Journal of Bronchology: July 1999
Brief Report: PDF Only

A 32-year-old man with a history of recurrent epistaxis since childhood, microscopic hematuria, and a nodular lesion on chest radiograph presented with chest pain and dyspnea after chest trauma. Right hemothorax was detected on chest radiograph. Chest tube insertion was performed with an overall drainage of 700 mL of blood. Because of the persistence of a homogenous radio-opacity at the right lower hemithorax on the chest radiograph, he was referred to our pulmonary medicine department. On admission, physical examination showed dullness and absence of respiratory sounds at the lower third of right hemithorax. Laboratory findings showed mild anemia and hypoxemia of 57 mmHg. Chest radiograph showed a homogenous radio-opacity at the lower third of the right hemithorax, and a nodular lesion, 3.5 cm in diameter, projected over the upper border of the radio-opacity. No endobronchial lesion was observed under bronchoscopic examination. Computed tomography scan of the thorax showed a parenchymal nodular lesion at the right lower lobe and right pleural effusion.

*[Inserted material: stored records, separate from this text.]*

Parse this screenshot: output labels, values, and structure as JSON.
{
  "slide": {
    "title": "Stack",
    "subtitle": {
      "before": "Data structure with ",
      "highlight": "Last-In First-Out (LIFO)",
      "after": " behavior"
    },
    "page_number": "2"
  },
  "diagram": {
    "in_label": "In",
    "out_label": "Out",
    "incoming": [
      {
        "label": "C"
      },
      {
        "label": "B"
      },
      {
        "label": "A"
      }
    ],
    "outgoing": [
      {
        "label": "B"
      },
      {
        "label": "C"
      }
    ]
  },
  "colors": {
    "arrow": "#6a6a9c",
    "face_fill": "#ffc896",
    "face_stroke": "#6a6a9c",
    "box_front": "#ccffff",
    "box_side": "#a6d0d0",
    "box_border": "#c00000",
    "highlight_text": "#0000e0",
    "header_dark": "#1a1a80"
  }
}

Because the nodular lesion was interpreted as a possible arte-riovenous malformation (AVM), the diagnosis of Rendu-Osler-Weber disease was considered. The patient underwent a right lateral thoracotomy. Organized right subpulmonic hemothorax, pleural thickening, and an AVM at the anterobasal segment were detected. A pathologic report described AVM with recanalized thrombosis and multiple intraparenchymal and intrapleural telangiectasias, with evidence of rupture. Rupture of pleural telangiectasias is an extremely rare cause of hemothorax; however, it must be considered when a patient with a history of bleeding or an AVM presents with hemothorax.

© 1999 Lippincott Williams & Wilkins, Inc.